|Product:||[Retired] Red Hat Linux||Reporter:||n.lathiotakis|
|Component:||util-linux||Assignee:||David Lawrence <dkl>|
|Status:||CLOSED CURRENTRELEASE||QA Contact:|
|Fixed In Version:||Doc Type:||Bug Fix|
|Doc Text:||Story Points:||---|
|Last Closed:||1999-01-12 21:51:30 UTC||Type:||---|
|oVirt Team:||---||RHEL 7.3 requirements from Atomic Host:|
|Cloudforms Team:||---||Target Upstream Version:|
Description n.lathiotakis 1999-01-02 21:07:04 UTC
If a succesful login at the console (e.g. user 'phnl') FOLLOWS an unsuccesful one (e.g. false user name, 'Shit' in the example), then if user phnl does a 'ps axu' one of the entries is the following: phnl 16792 0.1 1.5 1500 988 1 S 20:33 0:00 /bin/login -- Shit The particular process is the succesfull login of phnl but appears with the name 'Shit' which is the previous unsuccesfull login.
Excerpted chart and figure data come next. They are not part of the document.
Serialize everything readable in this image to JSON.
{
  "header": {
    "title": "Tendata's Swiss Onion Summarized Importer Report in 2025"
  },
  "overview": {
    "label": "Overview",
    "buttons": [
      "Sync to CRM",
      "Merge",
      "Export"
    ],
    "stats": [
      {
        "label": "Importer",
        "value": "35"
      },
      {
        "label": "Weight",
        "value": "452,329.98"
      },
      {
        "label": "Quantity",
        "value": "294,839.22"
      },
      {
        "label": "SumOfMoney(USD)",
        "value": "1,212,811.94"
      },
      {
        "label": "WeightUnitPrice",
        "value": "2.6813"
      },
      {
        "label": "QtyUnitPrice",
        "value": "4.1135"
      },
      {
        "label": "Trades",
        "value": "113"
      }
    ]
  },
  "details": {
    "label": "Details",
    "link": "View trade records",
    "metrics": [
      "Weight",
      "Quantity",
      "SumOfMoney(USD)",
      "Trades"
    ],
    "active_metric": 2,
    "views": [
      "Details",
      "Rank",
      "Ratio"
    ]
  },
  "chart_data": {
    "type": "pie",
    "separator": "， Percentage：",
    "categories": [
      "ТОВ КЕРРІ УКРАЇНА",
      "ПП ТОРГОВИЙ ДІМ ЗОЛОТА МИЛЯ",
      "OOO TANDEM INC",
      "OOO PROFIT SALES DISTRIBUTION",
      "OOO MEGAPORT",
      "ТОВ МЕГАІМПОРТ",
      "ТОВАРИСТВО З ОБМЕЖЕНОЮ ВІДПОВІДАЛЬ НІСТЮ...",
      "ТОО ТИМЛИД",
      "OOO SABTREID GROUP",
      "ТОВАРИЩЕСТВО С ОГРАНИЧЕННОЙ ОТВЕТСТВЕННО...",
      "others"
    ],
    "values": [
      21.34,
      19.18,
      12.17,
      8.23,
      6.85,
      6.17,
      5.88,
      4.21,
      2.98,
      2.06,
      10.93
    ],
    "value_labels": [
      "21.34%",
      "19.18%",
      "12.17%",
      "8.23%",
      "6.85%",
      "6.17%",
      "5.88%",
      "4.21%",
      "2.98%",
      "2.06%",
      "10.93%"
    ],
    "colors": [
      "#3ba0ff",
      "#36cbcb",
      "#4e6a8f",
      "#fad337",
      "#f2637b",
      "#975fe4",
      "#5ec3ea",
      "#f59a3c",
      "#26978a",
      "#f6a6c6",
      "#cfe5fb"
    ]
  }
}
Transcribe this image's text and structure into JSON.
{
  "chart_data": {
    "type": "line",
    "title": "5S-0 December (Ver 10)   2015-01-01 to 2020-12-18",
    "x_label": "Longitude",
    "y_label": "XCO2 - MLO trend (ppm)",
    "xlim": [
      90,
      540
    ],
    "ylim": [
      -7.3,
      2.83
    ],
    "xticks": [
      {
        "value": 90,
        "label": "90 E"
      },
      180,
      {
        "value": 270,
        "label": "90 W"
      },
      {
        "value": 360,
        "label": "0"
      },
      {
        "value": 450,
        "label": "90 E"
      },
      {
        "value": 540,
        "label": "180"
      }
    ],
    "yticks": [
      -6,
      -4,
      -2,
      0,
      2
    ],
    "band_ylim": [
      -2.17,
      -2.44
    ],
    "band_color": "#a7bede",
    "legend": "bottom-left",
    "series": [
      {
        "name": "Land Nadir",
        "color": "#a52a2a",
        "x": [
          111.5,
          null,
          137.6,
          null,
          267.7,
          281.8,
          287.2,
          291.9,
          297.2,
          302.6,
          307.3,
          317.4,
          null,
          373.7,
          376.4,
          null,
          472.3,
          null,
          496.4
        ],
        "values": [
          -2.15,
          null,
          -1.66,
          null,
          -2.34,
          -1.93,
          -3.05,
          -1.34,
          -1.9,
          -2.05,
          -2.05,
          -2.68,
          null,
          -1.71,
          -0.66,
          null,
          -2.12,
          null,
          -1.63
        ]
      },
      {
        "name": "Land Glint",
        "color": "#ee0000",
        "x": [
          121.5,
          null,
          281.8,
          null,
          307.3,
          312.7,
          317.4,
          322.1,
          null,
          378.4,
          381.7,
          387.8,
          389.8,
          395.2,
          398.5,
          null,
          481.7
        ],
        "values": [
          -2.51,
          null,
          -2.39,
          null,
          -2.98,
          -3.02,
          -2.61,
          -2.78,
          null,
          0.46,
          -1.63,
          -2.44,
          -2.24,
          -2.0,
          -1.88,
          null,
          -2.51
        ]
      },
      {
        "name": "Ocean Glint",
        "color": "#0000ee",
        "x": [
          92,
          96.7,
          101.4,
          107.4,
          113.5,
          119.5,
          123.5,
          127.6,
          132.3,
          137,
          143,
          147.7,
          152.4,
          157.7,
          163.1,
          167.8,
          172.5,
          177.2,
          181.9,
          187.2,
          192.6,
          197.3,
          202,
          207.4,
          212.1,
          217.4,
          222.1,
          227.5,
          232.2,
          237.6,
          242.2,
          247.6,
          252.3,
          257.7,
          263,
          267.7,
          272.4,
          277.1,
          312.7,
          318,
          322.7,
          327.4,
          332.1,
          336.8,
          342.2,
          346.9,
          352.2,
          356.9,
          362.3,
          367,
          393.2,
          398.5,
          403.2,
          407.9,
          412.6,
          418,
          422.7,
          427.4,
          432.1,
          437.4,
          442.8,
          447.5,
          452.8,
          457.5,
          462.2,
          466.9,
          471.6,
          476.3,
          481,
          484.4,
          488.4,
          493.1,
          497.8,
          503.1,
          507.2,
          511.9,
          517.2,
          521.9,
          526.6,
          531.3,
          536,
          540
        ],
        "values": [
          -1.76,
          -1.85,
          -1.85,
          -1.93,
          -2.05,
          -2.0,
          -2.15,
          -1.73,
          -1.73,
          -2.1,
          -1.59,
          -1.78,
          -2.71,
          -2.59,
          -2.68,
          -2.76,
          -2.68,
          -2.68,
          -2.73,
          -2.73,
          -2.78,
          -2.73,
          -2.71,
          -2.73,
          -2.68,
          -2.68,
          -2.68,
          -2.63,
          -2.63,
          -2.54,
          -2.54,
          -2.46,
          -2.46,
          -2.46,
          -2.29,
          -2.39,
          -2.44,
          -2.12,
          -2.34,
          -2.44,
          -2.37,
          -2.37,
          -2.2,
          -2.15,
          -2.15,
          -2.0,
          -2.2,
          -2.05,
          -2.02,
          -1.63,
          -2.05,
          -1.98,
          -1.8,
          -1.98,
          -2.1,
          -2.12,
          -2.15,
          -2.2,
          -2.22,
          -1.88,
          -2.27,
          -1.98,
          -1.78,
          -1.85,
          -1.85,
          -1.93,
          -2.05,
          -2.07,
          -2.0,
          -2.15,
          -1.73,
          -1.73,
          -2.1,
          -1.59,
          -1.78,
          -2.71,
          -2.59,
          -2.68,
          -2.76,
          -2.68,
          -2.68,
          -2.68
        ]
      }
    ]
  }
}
It is not important of course but its is a fault. And on the other hand it could be a 'secutity hole' for someone who by mistake types the pass instead of username. Then everyone could see his password simply doing a 'ps axu'! I tried two different machines with kernels 2.0.34 and 2.0.36 both with redhat 5.1 and the result was the same.
Comment 1 David Lawrence 1999-01-12 21:51:59 UTC
I have been able to replicate this bug with 5.1. The failed login name does show up in a ps -ax listing. On the other hand I could not get this to happen using 5.2. My suggestion would be to upgrade to 5.2.